The idea of having no interpretative texts is an interesting idea for people who are used to analysing art in a critical way. I am not one of those people. While I can enjoy a piece of artwork simply for what it is – something beautiful or interesting to look at – I really want the backstory. What was happening, either in society or in the life of the artist, when this piece was created? What made them choose this subject and depict it the way they did?
One memorable exhibit that did just that Splendor & Misery in the Weimar Republic, which was shown at the Schirn Museum in Frankfurt in 2017.
What made this exhibit so great was that the curator met me where I was. She made no assumption about what I knew or didn’t know about the period, the artists, or the issues of the day. Instead, she put it all on easy-to-read interpretive panels.
The importance of these panels can be highlighted by a painting entitled Margot, created by Rudolf Schlichter in 1924. It’s a portrait of a respectable looking middle-aged lady with bobbed hair and very conservative clothes. She is standing outside with one hand on her hip and a cigarette in the other. She looks confident, but otherwise quite unremarkable. Then you read the text:
With the utmost naturalness, Margot makes her appearance. Her exterior actually gives away nothing of the way she makes a living. Her short hair is in line with the fashion of the day. Her modest clothing – white blouse and dark skirt – is functional. The whore appears like the best buddy. Only the make-up, usually worn for everyday purposes only by prostitutes or actresses, could give us a hint.

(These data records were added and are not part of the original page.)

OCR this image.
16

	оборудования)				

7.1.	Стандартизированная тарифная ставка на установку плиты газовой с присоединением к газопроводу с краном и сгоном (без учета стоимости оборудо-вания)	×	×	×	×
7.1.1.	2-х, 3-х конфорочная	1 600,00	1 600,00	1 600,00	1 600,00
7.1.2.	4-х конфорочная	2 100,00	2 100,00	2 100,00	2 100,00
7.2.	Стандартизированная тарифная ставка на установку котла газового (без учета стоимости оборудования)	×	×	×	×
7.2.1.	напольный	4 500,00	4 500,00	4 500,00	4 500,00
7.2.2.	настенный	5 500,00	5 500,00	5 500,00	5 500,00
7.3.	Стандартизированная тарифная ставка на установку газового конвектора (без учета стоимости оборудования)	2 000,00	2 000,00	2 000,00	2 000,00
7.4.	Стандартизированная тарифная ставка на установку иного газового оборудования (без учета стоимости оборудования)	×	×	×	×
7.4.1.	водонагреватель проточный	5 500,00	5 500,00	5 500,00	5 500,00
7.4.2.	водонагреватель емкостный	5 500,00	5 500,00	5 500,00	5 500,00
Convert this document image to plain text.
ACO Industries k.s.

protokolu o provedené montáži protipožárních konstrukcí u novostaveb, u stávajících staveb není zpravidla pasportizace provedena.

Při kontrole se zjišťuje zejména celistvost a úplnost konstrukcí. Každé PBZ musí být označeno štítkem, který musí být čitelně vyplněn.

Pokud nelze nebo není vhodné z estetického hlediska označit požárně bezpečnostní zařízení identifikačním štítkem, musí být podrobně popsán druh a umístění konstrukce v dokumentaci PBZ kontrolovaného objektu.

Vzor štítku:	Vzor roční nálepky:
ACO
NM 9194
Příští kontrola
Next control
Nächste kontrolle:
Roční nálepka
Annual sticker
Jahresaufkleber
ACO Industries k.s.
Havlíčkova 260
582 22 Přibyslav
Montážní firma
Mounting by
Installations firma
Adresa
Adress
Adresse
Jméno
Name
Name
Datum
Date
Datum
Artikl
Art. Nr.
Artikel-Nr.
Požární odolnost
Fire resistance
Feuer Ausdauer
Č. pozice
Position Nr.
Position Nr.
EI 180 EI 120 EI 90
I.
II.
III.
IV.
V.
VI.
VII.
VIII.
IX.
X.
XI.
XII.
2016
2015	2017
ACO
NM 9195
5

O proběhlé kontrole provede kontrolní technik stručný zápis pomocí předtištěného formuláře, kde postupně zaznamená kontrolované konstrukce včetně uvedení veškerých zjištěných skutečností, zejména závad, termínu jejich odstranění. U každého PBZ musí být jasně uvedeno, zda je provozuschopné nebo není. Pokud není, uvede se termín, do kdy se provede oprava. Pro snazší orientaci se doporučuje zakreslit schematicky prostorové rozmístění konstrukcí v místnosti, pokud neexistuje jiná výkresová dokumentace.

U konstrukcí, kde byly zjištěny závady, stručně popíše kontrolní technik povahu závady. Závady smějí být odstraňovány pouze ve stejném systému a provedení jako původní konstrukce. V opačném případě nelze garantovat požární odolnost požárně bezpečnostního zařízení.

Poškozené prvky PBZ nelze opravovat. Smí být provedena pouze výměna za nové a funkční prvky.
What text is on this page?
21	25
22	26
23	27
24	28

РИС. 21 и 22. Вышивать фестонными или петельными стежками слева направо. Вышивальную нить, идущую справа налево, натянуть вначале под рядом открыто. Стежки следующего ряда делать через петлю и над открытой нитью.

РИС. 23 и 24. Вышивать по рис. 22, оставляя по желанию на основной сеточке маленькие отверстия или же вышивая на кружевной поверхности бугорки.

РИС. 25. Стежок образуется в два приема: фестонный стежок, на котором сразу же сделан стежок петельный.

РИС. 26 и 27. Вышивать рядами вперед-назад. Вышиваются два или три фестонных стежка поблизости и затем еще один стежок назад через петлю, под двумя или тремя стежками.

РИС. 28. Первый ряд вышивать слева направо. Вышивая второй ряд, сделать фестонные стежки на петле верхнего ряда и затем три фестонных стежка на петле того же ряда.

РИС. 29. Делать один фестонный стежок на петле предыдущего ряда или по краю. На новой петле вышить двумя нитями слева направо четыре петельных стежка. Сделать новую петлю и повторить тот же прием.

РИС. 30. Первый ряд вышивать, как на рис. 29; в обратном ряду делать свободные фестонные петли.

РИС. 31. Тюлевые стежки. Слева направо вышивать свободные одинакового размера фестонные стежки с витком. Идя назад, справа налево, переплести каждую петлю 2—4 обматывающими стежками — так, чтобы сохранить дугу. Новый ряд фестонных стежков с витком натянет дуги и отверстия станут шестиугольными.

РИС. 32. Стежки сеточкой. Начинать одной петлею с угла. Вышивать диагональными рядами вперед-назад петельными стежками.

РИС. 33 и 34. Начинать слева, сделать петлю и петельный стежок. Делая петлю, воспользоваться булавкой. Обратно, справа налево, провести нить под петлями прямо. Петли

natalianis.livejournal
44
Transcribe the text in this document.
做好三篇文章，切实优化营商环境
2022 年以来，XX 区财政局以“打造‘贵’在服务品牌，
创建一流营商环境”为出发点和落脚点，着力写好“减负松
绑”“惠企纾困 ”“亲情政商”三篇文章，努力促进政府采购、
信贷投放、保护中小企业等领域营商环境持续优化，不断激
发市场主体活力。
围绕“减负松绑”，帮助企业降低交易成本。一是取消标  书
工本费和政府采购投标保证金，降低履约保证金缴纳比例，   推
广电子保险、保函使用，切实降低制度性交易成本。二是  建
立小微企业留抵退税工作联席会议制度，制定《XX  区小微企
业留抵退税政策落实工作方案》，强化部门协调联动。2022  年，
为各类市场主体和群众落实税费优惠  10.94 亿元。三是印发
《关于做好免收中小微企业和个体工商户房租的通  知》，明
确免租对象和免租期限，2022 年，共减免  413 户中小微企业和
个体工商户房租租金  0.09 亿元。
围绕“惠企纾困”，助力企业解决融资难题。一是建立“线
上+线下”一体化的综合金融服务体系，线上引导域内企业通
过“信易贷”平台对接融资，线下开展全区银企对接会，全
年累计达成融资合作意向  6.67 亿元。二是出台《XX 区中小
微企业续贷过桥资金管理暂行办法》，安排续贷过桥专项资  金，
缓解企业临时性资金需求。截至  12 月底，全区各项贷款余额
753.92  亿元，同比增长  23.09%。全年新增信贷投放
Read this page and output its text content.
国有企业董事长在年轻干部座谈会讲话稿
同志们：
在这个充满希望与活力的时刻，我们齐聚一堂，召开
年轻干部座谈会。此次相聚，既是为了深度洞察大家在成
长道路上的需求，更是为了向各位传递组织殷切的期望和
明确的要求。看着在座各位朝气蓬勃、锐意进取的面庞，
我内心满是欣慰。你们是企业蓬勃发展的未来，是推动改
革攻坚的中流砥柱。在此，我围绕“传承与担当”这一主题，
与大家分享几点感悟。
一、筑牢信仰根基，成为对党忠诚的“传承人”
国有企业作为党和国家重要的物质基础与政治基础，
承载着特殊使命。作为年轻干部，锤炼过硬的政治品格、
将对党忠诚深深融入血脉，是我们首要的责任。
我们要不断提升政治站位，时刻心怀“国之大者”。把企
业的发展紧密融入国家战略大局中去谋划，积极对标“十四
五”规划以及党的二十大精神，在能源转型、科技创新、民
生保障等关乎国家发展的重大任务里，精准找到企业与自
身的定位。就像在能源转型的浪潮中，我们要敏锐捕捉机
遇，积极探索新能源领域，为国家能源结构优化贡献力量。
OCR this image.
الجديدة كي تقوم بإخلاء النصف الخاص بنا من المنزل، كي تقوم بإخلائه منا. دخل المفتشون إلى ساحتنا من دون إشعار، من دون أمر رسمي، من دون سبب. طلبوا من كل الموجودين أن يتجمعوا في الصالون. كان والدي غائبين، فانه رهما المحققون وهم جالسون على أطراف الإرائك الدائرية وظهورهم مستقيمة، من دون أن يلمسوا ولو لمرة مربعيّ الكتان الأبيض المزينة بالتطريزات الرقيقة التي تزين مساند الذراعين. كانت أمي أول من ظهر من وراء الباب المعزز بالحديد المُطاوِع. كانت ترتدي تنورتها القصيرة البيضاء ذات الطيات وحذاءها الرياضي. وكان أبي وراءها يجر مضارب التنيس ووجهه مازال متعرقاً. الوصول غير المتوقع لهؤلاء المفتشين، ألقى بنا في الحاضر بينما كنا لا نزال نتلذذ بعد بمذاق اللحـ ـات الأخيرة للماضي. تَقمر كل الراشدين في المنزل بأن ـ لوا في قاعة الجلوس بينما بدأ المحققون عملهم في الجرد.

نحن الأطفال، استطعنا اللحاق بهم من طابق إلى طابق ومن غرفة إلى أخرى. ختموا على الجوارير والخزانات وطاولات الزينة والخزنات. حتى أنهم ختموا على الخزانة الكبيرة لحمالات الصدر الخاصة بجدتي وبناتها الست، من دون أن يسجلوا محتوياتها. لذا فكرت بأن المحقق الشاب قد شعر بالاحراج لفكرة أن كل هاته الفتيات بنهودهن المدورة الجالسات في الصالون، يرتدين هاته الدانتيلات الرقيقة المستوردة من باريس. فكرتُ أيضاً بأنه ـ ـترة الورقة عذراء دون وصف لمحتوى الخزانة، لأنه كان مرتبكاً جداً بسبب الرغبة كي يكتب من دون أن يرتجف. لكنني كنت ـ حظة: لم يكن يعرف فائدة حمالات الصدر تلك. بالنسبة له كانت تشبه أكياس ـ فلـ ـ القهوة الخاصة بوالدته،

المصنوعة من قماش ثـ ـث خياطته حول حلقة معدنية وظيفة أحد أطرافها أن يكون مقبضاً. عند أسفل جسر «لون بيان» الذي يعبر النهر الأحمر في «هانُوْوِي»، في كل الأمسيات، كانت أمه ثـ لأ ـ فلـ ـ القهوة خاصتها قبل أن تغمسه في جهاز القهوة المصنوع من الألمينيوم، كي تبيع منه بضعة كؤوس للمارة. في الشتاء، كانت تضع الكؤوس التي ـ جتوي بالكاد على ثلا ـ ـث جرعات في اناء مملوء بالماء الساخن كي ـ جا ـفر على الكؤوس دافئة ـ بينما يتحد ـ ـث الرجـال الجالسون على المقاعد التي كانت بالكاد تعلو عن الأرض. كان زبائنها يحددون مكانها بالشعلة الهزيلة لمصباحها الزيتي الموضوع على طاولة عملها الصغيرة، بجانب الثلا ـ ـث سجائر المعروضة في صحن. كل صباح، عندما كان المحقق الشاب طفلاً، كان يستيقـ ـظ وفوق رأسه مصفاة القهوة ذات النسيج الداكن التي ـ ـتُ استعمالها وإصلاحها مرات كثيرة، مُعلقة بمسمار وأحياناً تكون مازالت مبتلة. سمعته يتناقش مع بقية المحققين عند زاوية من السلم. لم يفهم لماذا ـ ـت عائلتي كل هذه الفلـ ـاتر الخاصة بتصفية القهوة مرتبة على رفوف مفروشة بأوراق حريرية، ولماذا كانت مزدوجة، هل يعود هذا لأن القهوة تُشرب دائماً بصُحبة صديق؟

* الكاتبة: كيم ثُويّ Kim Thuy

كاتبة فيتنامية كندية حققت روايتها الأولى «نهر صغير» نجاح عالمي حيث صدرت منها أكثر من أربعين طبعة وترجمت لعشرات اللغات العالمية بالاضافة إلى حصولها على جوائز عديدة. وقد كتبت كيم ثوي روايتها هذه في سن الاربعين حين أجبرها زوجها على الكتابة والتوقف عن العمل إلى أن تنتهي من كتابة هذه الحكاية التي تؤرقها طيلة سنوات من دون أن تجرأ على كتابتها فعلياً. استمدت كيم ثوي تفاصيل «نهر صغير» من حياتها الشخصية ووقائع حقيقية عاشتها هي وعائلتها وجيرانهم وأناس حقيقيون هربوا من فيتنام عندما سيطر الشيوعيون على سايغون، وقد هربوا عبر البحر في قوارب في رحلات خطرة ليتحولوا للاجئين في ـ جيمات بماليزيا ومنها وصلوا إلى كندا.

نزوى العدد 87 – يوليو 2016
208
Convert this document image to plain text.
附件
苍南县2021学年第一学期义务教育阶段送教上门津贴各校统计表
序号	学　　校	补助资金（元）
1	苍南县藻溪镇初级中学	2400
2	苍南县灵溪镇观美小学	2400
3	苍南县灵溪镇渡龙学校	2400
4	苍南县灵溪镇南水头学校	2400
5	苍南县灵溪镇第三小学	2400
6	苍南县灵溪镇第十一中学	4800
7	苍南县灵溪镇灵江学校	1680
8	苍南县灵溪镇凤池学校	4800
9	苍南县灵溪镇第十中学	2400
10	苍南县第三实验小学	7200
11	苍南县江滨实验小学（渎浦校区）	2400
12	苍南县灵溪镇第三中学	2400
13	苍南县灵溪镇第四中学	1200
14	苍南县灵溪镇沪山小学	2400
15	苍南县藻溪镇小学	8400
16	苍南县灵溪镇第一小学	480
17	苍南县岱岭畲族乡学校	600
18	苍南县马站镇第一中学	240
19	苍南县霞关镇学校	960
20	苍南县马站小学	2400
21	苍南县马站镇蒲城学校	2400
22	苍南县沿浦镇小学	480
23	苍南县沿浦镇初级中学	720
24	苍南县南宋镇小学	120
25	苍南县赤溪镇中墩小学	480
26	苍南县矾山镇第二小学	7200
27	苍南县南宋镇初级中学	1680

This panel, in my opinion, is brilliant. The wording teased me into looking at the painting again. It also shocked me. I had no idea that when it was painted only actresses and prostitutes wore makeup during the day, nor did I know about the desperation that forced respectable women like Margot into prostitution just to feed their families. When I walked into the Schirn that evening, the 1920s for me meant flappers, Fitzgerald, and emerging feminism. I had a totally different perspective when I walked out.
I was so excited by what I had experienced at the museum, I went home to see if I could find more information online. Luckily, the museum had an online “digitorial, ”as well as an article in the Schirn Magazine. Like the exhibit, these pieces were not only well researched, but they were also written in a very accessible way. I read every single word of it and am now excited to learn more about the art of the 1920s, particularly in Germany.
And to me, that’s what the museum experience should be about – getting people excited about your subject matter so they want to learn more.
Laura Marshallsay, owner and founder of Marshallsay English, is a public historian and Business English teacher.